There is increased optimism from analysts about the movie theater industry, particularly as vaccination rates increase and Covid cases decrease. However, many agree that it could take years for AMC to repay its debt and even longer until it is able to revisit its growth strategy.
And then there is its new pool of investors.
Rise of the Apes
"We expect continued volatility in shares of AMC, as well as trading momentum unrelated to AMC's fundamentals," Wedbush analyst Alicia Reese wrote in a research note a week before AMC posted its earnings. "As such, we do not recommend buying shares of AMC here."
Analysts told CNBC that the meme stock frenzy, even if well-intentioned, showcases a lack of knowledge of how financial markets work. The investing, they say, is based on emotion.
These new investors, many of which only purchased the stock in recent months, call themselves "apes." The name derives from an internet meme based on the movie "Rise of the Planet of the Apes" in which the main character, a chimpanzee named Caesar, communicates the phrase "apes together strong" using American sign language.
The phrase has been adopted by retail investors who are bullish on heavily shorted stocks like GameStop or AMC. The idea being that if the "apes" are united, they can outlast those that are short on the stock.
"Adam [Aron] was very complimentary of the individual retail investors," Handler said, in an interview. "They clearly support him. And put their money where their mouths are … the stock is where it is right now because of those retail investors."
As a token of appreciation, Aron said that he and AMC would each make a $50,000 donation to the Dian Fossey Gorilla Fund, a conservation fund dedicated to protecting endangered mountain gorillas. This is the first time the company has donated to this organization and it's a clear nod to these new investors.

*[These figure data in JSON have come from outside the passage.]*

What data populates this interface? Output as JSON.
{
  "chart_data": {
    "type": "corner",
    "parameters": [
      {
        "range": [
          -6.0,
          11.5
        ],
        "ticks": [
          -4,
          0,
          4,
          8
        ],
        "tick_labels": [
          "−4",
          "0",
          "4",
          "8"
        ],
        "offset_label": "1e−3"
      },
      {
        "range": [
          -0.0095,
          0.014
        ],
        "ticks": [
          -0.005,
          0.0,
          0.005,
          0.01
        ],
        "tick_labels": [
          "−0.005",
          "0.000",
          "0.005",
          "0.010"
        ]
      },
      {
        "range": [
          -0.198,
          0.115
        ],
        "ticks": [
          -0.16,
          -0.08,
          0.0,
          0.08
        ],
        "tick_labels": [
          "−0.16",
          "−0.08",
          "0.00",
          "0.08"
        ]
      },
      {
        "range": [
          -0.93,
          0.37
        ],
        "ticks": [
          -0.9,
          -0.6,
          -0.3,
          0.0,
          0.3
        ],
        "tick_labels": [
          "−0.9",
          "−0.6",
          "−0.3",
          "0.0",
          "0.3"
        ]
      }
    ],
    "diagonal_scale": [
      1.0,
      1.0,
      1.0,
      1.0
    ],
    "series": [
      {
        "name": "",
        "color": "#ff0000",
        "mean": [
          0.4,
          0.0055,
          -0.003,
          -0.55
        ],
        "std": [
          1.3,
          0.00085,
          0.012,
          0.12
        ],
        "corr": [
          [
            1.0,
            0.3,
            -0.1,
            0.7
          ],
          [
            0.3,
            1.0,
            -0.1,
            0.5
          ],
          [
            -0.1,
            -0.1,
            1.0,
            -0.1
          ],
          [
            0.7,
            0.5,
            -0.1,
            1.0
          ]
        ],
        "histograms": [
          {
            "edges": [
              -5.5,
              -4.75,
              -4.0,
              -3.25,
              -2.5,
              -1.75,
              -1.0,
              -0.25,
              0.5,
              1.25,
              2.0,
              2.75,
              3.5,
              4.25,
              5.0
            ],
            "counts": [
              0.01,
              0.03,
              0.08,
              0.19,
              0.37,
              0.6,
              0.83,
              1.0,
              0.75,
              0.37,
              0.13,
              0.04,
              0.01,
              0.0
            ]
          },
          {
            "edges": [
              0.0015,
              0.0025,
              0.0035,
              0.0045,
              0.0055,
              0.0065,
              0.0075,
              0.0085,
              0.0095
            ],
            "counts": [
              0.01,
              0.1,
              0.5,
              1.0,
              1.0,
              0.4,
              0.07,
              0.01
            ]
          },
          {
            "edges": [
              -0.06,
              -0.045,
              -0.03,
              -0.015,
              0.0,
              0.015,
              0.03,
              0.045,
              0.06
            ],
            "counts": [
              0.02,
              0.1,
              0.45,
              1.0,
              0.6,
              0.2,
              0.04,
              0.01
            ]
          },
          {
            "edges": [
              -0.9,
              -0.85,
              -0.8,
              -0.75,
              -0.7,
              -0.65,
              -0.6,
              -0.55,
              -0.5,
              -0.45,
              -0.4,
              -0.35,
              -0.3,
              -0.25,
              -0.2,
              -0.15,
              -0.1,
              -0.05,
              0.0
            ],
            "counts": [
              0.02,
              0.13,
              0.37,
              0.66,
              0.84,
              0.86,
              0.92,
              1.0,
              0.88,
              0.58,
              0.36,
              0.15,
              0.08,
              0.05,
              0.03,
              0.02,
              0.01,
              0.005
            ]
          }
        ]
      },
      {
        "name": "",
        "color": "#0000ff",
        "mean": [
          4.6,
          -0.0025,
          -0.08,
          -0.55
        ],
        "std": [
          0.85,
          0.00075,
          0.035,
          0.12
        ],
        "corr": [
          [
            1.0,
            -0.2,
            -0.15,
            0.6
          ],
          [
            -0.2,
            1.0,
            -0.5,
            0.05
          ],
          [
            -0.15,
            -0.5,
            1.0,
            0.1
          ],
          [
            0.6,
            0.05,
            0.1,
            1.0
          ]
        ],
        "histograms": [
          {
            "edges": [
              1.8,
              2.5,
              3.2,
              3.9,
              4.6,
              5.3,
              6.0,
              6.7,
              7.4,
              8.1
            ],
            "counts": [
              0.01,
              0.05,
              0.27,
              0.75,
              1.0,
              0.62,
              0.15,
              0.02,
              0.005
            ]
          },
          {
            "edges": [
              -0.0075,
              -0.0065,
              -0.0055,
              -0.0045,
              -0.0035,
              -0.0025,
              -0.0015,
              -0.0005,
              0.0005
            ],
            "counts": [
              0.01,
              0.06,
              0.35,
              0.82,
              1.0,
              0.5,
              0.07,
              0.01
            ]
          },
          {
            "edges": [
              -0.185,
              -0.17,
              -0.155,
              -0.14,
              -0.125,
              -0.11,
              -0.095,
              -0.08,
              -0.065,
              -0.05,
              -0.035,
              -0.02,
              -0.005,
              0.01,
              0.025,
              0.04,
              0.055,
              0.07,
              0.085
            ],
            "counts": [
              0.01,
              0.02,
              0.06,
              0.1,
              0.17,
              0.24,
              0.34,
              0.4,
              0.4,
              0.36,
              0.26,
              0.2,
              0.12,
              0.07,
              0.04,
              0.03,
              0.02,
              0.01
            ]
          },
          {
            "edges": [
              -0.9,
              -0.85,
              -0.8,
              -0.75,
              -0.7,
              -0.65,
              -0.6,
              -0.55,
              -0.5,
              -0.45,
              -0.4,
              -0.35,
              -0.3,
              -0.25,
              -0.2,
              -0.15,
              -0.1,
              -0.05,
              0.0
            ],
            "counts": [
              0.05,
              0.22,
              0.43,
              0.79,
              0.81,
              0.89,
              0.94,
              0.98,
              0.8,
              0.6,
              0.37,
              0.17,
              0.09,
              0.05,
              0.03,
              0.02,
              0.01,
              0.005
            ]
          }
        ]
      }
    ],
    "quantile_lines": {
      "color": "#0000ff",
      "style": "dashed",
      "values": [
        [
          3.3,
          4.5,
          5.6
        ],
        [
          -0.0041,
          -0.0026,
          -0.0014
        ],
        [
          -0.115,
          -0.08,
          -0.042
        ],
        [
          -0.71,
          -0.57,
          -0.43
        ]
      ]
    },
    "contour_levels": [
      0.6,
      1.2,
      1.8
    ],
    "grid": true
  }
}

AMC delayed its annual shareholders meeting more than a month in order to give these investors an opportunity to attend the event and "make their important voices heard," Aron said.
"Just go on Twitter, just go on Reddit, just go on YouTube, read what these people write," he said. "They love AMC. And these are not people who are just going to be investors in AMC. These are going to be customers of AMC who come to our theaters and enjoy watching movies at our theaters as paying guests."
Because of these new investors, Aron said the company will shift how it disseminates information to its shareholders.
"Before when I wanted to talk to the company's ownership, I could fly to Beijing and I could sit down with three or four people and they have 75% of the votes," he said. "It's going to be a little different now … so you're going to see a lot more outreach to literally millions of investors in our company and it's going to be quite public."
"I've started tweeting again," he said.